See for example http://www.ncbi.nlm.nih.gov/pubmed/23329047

That's a valid concern, actually, my last name is fairly rare, especially in the United States.
The upside is getting potentially profound information about yourself, in a way that is inexpensive and convenient.

There are also significant benefits to biological research. Most genetic variation is rare, and the effect of each of these rare variants is small, but they add up. Having access to larger datasets will allow us to be able to better correlate those variants to diseases. 23andme is already doing this with Genentech: http://www.forbes.com/sites/matthewherper/2015/01/06/surpris....

I do get that.

But what if 23andme or Genentech starts selling people's data to health and life insurance firms? And maybe employers will want that data, just as they want credit reports etc.

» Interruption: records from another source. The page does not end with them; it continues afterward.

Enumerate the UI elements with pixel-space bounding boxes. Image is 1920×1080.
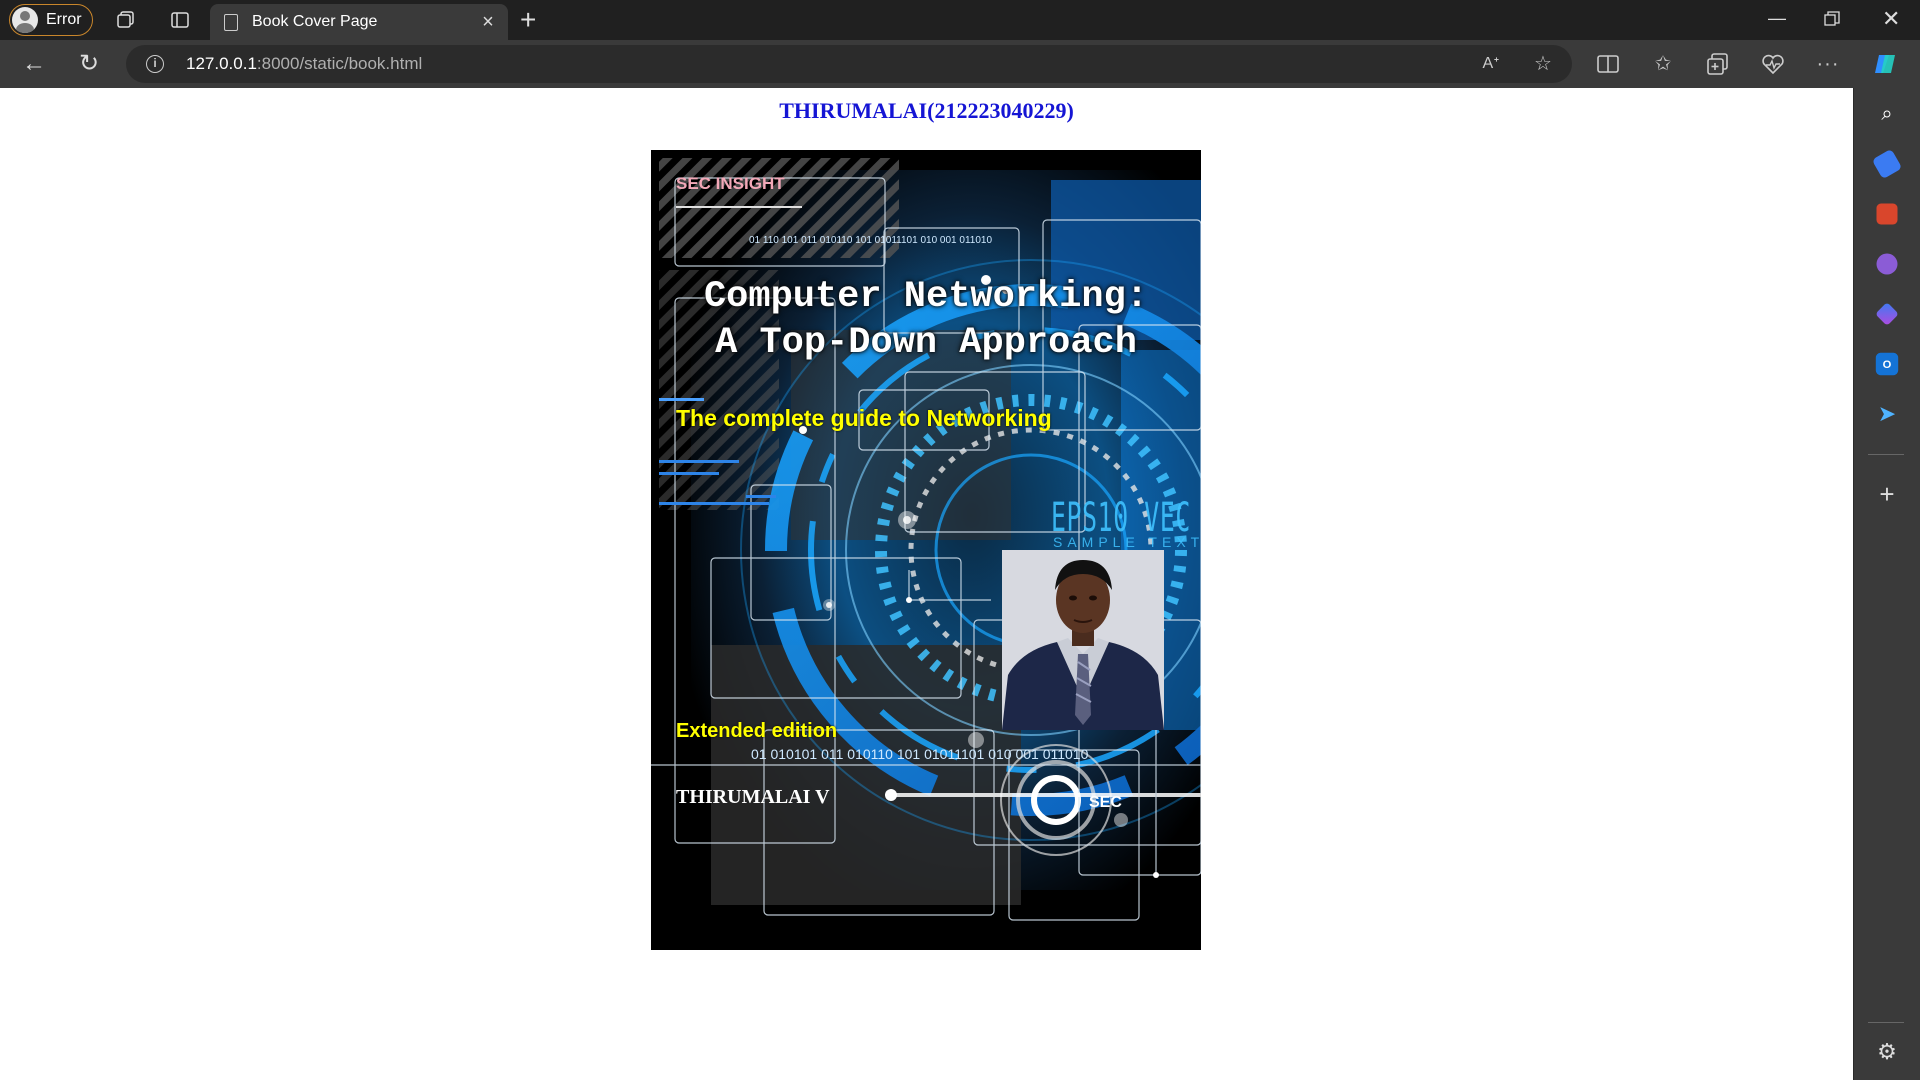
book-cover: SEC INSIGHT 01 110 101 011 010110 101 01… — [651, 150, 1201, 950]
search-icon[interactable]: ⌕ — [1873, 100, 1901, 128]
tab-strip: Error Book Cover Page × + — ✕ — [0, 0, 1920, 40]
series-label: SEC INSIGHT — [676, 174, 785, 193]
tools-icon[interactable] — [1876, 203, 1898, 225]
author-name: THIRUMALAI V — [676, 786, 830, 808]
publisher-badge: SEC — [1089, 794, 1122, 811]
restore-icon[interactable] — [1824, 11, 1840, 27]
book-title: Computer Networking: A Top-Down Approach — [651, 274, 1201, 366]
sidebar-divider-bottom — [1868, 1022, 1904, 1023]
book-title-line2: A Top-Down Approach — [715, 322, 1137, 364]
add-icon[interactable]: + — [1873, 480, 1901, 508]
drop-icon[interactable]: ➤ — [1873, 400, 1901, 428]
back-icon[interactable]: ← — [22, 52, 46, 76]
shopping-tag-icon[interactable] — [1871, 148, 1903, 180]
binary-text-top: 01 110 101 011 010110 101 01011101 010 0… — [749, 235, 993, 246]
address-bar[interactable]: i 127.0.0.1:8000/static/book.html Aᐩ ☆ — [126, 45, 1572, 83]
page-heading: THIRUMALAI(212223040229) — [779, 98, 1074, 123]
favorite-star-icon[interactable]: ☆ — [1530, 51, 1556, 77]
split-screen-icon[interactable] — [1595, 51, 1621, 77]
favorites-icon[interactable]: ✩ — [1650, 51, 1676, 77]
microsoft-365-icon[interactable] — [1875, 302, 1899, 326]
new-tab-icon[interactable]: + — [520, 6, 536, 34]
close-tab-icon[interactable]: × — [478, 12, 498, 32]
avatar-icon — [12, 7, 38, 33]
workspaces-icon[interactable] — [116, 10, 136, 30]
book-subtitle: The complete guide to Networking — [676, 405, 1052, 431]
outlook-icon[interactable]: O — [1875, 352, 1899, 376]
refresh-icon[interactable]: ↻ — [77, 52, 101, 76]
collections-icon[interactable] — [1705, 51, 1731, 77]
book-title-line1: Computer Networking: — [703, 276, 1149, 318]
games-icon[interactable] — [1876, 253, 1898, 275]
author-photo — [1002, 550, 1164, 730]
url-text[interactable]: 127.0.0.1:8000/static/book.html — [186, 54, 422, 74]
tab-title: Book Cover Page — [252, 13, 378, 30]
browser-essentials-icon[interactable] — [1760, 51, 1786, 77]
site-info-icon[interactable]: i — [146, 55, 164, 73]
copilot-icon[interactable] — [1871, 49, 1901, 79]
binary-text-bottom: 01 010101 011 010110 101 01011101 010 00… — [751, 746, 1089, 762]
page-viewport: THIRUMALAI(212223040229) SEC INSIGHT 01 … — [0, 88, 1853, 1080]
sidebar-divider — [1868, 454, 1904, 455]
navigation-bar: ← ↻ i 127.0.0.1:8000/static/book.html Aᐩ… — [0, 40, 1920, 88]
settings-icon[interactable]: ⚙ — [1873, 1038, 1901, 1066]
page-icon — [224, 13, 238, 31]
series-underline — [676, 206, 802, 208]
edge-sidebar: ⌕ O ➤ + ⚙ — [1853, 88, 1920, 1080]
read-aloud-icon[interactable]: Aᐩ — [1478, 51, 1504, 77]
close-window-icon[interactable]: ✕ — [1882, 6, 1900, 32]
more-icon[interactable]: ··· — [1815, 51, 1841, 77]
tab-book-cover[interactable]: Book Cover Page × — [210, 4, 508, 40]
edition-label: Extended edition — [676, 720, 838, 742]
art-text-sample: SAMPLE TEXT — [1053, 534, 1201, 550]
profile-label: Error — [46, 11, 82, 28]
minimize-icon[interactable]: — — [1768, 8, 1786, 29]
profile-button[interactable]: Error — [9, 4, 93, 36]
tab-actions-icon[interactable] — [170, 10, 190, 30]
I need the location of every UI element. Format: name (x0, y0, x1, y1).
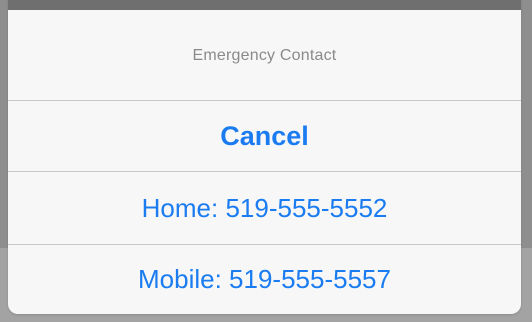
cancel-button[interactable]: Cancel (8, 101, 521, 171)
action-sheet-header: Emergency Contact (8, 12, 521, 100)
sheet-top-edge (8, 0, 521, 10)
call-mobile-label: Mobile: 519-555-5557 (138, 264, 391, 294)
action-sheet: Emergency Contact Cancel Home: 519-555-5… (8, 0, 521, 314)
call-home-label: Home: 519-555-5552 (141, 192, 388, 223)
action-sheet-title: Emergency Contact (192, 47, 337, 64)
cancel-button-label: Cancel (220, 120, 309, 151)
call-home-button[interactable]: Home: 519-555-5552 (8, 172, 521, 244)
call-mobile-button[interactable]: Mobile: 519-555-5557 (8, 245, 521, 314)
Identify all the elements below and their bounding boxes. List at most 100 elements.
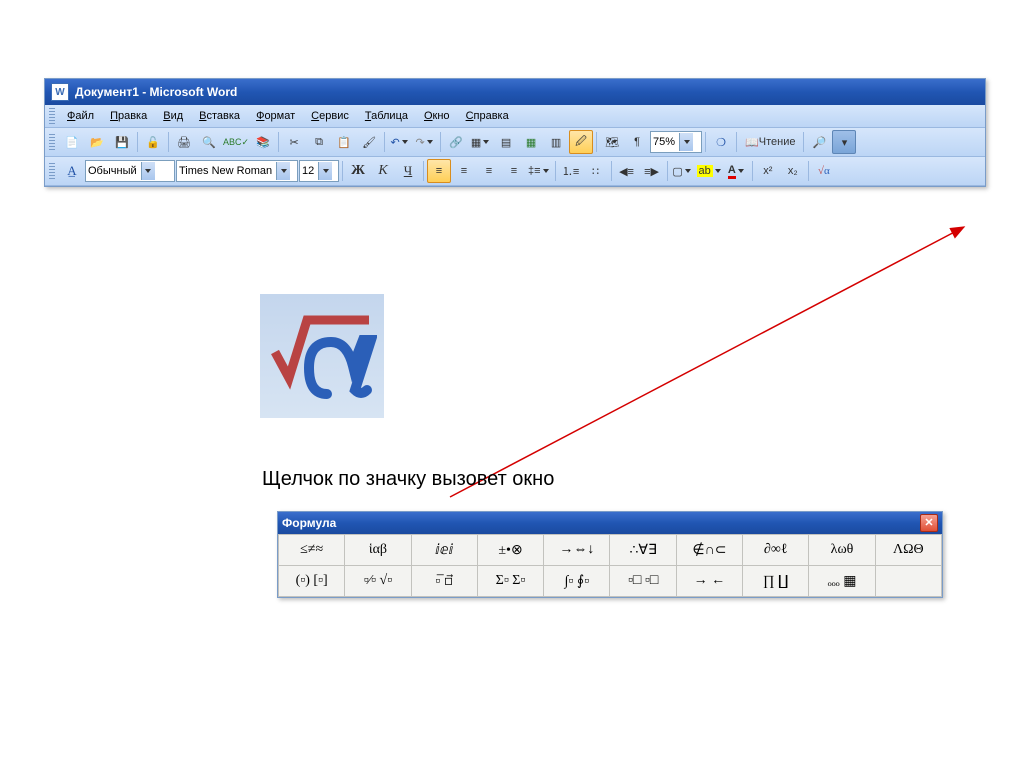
greek-lowercase-button[interactable]: λωθ (809, 535, 875, 566)
annotation-arrow (446, 223, 968, 501)
save-icon[interactable]: 💾 (110, 130, 134, 154)
equation-editor-button[interactable]: √α (812, 159, 836, 183)
menu-service[interactable]: Сервис (303, 108, 357, 124)
columns-icon[interactable]: ▥ (544, 130, 568, 154)
menu-edit[interactable]: Правка (102, 108, 155, 124)
align-right-icon[interactable]: ≡ (477, 159, 501, 183)
toolbar-separator (752, 161, 753, 181)
relational-symbols-button[interactable]: ≤≠≈ (279, 535, 345, 566)
align-center-icon[interactable]: ≡ (452, 159, 476, 183)
formatting-toolbar: A̲ Обычный Times New Roman 12 Ж К Ч ≡ ≡ … (45, 157, 985, 186)
increase-indent-icon[interactable]: ≡▶ (640, 159, 664, 183)
copy-icon[interactable]: ⧉ (307, 130, 331, 154)
print-preview-icon[interactable]: 🔍 (197, 130, 221, 154)
document-map-icon[interactable]: 🗺 (600, 130, 624, 154)
toolbar-separator (705, 132, 706, 152)
toolbar-separator (803, 132, 804, 152)
find-icon[interactable]: 🔎 (807, 130, 831, 154)
menu-table[interactable]: Таблица (357, 108, 416, 124)
open-icon[interactable]: 📂 (85, 130, 109, 154)
decrease-indent-icon[interactable]: ◀≡ (615, 159, 639, 183)
new-doc-icon[interactable]: 📄 (60, 130, 84, 154)
paragraph-marks-icon[interactable]: ¶ (625, 130, 649, 154)
underbar-overbar-button[interactable]: ▫□ ▫□ (610, 566, 676, 596)
font-size-combo[interactable]: 12 (299, 160, 339, 182)
font-color-button[interactable]: A (725, 159, 749, 183)
toolbar-separator (384, 132, 385, 152)
spaces-ellipses-button[interactable]: ἱαβ (345, 535, 411, 566)
reading-layout-button[interactable]: 📖 Чтение (740, 130, 800, 154)
font-size-value: 12 (302, 165, 314, 177)
highlight-button[interactable]: ab (696, 159, 724, 183)
justify-icon[interactable]: ≡ (502, 159, 526, 183)
research-icon[interactable]: 📚 (251, 130, 275, 154)
bulleted-list-icon[interactable]: ∷ (584, 159, 608, 183)
align-left-icon[interactable]: ≡ (427, 159, 451, 183)
toolbar-separator (440, 132, 441, 152)
formula-row-2: (▫) [▫] ▫⁄▫ √▫ ▫̅ ▫⃗ Σ▫ Σ▫ ∫▫ ∮▫ ▫□ ▫□ →… (279, 566, 941, 596)
equation-editor-large-icon (260, 294, 384, 418)
set-theory-button[interactable]: ∉∩⊂ (677, 535, 743, 566)
excel-icon[interactable]: ▦ (519, 130, 543, 154)
superscript-button[interactable]: x² (756, 159, 780, 183)
print-icon[interactable]: 🖨 (172, 130, 196, 154)
close-button[interactable]: ✕ (920, 514, 938, 532)
toolbar-grip-2[interactable] (49, 163, 55, 179)
arrow-symbols-button[interactable]: →⇔↓ (544, 535, 610, 566)
style-combo[interactable]: Обычный (85, 160, 175, 182)
labeled-arrow-button[interactable]: → ← (677, 566, 743, 596)
product-button[interactable]: ∏ ∐ (743, 566, 809, 596)
toolbar-separator (423, 161, 424, 181)
underline-button[interactable]: Ч (396, 159, 420, 183)
subscript-button[interactable]: x₂ (781, 159, 805, 183)
paste-icon[interactable]: 📋 (332, 130, 356, 154)
embellishments-button[interactable]: ⅈⅇⅈ (412, 535, 478, 566)
menu-window[interactable]: Окно (416, 108, 458, 124)
font-combo[interactable]: Times New Roman (176, 160, 298, 182)
format-painter-icon[interactable]: 🖌 (357, 130, 381, 154)
border-icon[interactable]: ▢ (671, 159, 695, 183)
window-title: Документ1 - Microsoft Word (75, 85, 237, 99)
cut-icon[interactable]: ✂ (282, 130, 306, 154)
zoom-combo[interactable]: 75% (650, 131, 702, 153)
summation-button[interactable]: Σ▫ Σ▫ (478, 566, 544, 596)
help-icon[interactable]: ❍ (709, 130, 733, 154)
menu-file[interactable]: Файл (59, 108, 102, 124)
toolbar-separator (596, 132, 597, 152)
empty-cell[interactable] (876, 566, 941, 596)
fence-templates-button[interactable]: (▫) [▫] (279, 566, 345, 596)
logical-symbols-button[interactable]: ∴∀∃ (610, 535, 676, 566)
menu-help[interactable]: Справка (458, 108, 517, 124)
matrix-button[interactable]: ₒₒₒ ▦ (809, 566, 875, 596)
zoom-value: 75% (653, 136, 675, 148)
permission-icon[interactable]: 🔓 (141, 130, 165, 154)
toolbar-grip-1[interactable] (49, 134, 55, 150)
insert-table-icon[interactable]: ▤ (494, 130, 518, 154)
fraction-radical-button[interactable]: ▫⁄▫ √▫ (345, 566, 411, 596)
menubar-grip[interactable] (49, 108, 55, 124)
redo-button[interactable]: ↷ (413, 130, 437, 154)
greek-uppercase-button[interactable]: ΛΩΘ (876, 535, 941, 566)
toolbar-options-icon[interactable]: ▾ (832, 130, 856, 154)
menu-insert[interactable]: Вставка (191, 108, 248, 124)
formula-window-title: Формула (282, 516, 336, 530)
line-spacing-icon[interactable]: ‡≡ (527, 159, 552, 183)
undo-button[interactable]: ↶ (388, 130, 412, 154)
formula-row-1: ≤≠≈ ἱαβ ⅈⅇⅈ ±•⊗ →⇔↓ ∴∀∃ ∉∩⊂ ∂∞ℓ λωθ ΛΩΘ (279, 535, 941, 566)
italic-button[interactable]: К (371, 159, 395, 183)
menu-view[interactable]: Вид (155, 108, 191, 124)
styles-icon[interactable]: A̲ (60, 159, 84, 183)
integral-button[interactable]: ∫▫ ∮▫ (544, 566, 610, 596)
operator-symbols-button[interactable]: ±•⊗ (478, 535, 544, 566)
formula-editor-window: Формула ✕ ≤≠≈ ἱαβ ⅈⅇⅈ ±•⊗ →⇔↓ ∴∀∃ ∉∩⊂ ∂∞… (277, 511, 943, 598)
drawing-icon[interactable]: 🖉 (569, 130, 593, 154)
misc-symbols-button[interactable]: ∂∞ℓ (743, 535, 809, 566)
bold-button[interactable]: Ж (346, 159, 370, 183)
menu-format[interactable]: Формат (248, 108, 303, 124)
hyperlink-icon[interactable]: 🔗 (444, 130, 468, 154)
sub-super-button[interactable]: ▫̅ ▫⃗ (412, 566, 478, 596)
toolbar-separator (736, 132, 737, 152)
tables-borders-icon[interactable]: ▦ (469, 130, 493, 154)
spellcheck-icon[interactable]: ABC✓ (222, 130, 250, 154)
numbered-list-icon[interactable]: ⒈≡ (559, 159, 583, 183)
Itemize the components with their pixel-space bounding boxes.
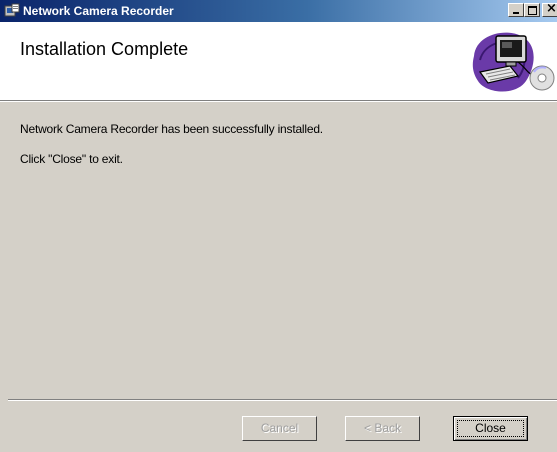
- close-icon: ×: [546, 1, 557, 16]
- footer-divider: [8, 399, 557, 401]
- window-close-button[interactable]: ×: [542, 1, 557, 17]
- exit-instruction: Click "Close" to exit.: [20, 152, 123, 166]
- header-banner: Installation Complete: [0, 22, 557, 100]
- header-divider: [0, 100, 557, 102]
- computer-setup-icon: [472, 32, 555, 92]
- maximize-button[interactable]: [524, 3, 540, 17]
- title-bar[interactable]: Network Camera Recorder ×: [0, 0, 557, 22]
- page-title: Installation Complete: [20, 39, 189, 59]
- window-title: Network Camera Recorder: [23, 4, 174, 18]
- back-button-label: Back: [364, 421, 401, 435]
- success-message: Network Camera Recorder has been success…: [20, 122, 323, 136]
- maximize-icon: [528, 6, 537, 15]
- minimize-icon: [513, 12, 519, 14]
- back-button[interactable]: Back: [345, 416, 420, 441]
- close-button-label: Close: [475, 421, 506, 435]
- installer-window: Network Camera Recorder × Installation C…: [0, 0, 557, 452]
- cancel-button-label: Cancel: [260, 421, 299, 435]
- close-button[interactable]: Close: [453, 416, 528, 441]
- minimize-button[interactable]: [508, 3, 524, 17]
- cancel-button[interactable]: Cancel: [242, 416, 317, 441]
- installer-app-icon: [4, 3, 20, 17]
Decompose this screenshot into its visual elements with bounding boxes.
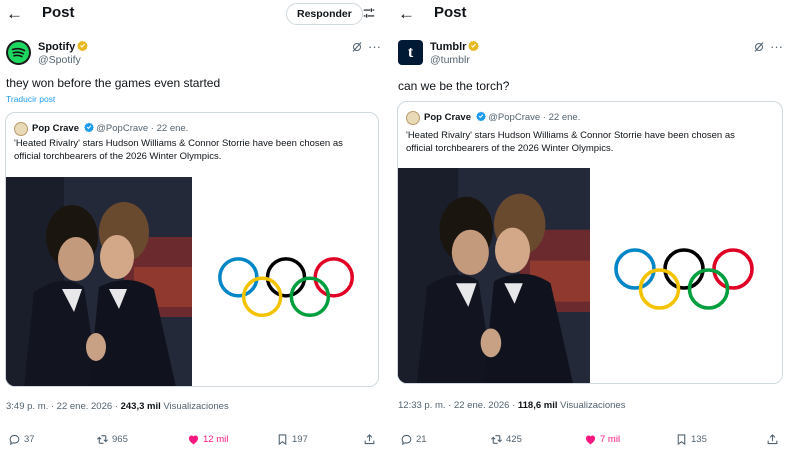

There ought to be meaningful privacy protection, in my opinion.

GINA prohibits them from selling it to health insurance firms or employers.

Not life insurance firms, yet, though.

Any malicious agent doesn't have to take it from you directly, taking it from your relatives is enough.
Here we go again, reading privacy policies like the devil reads the bible.

A more honest headline would have have been:

"There is no exception in place in the privacy policy stopping Ancestry.com from theoretically being able to target ads using your DNA."

The link is clickbait, but ancestry.com is both a ripoff and full of incorrect data. They infer relationships based on totally faulty or very circumstantial inputs, and then dangle those relationships in front of people with more money than sense.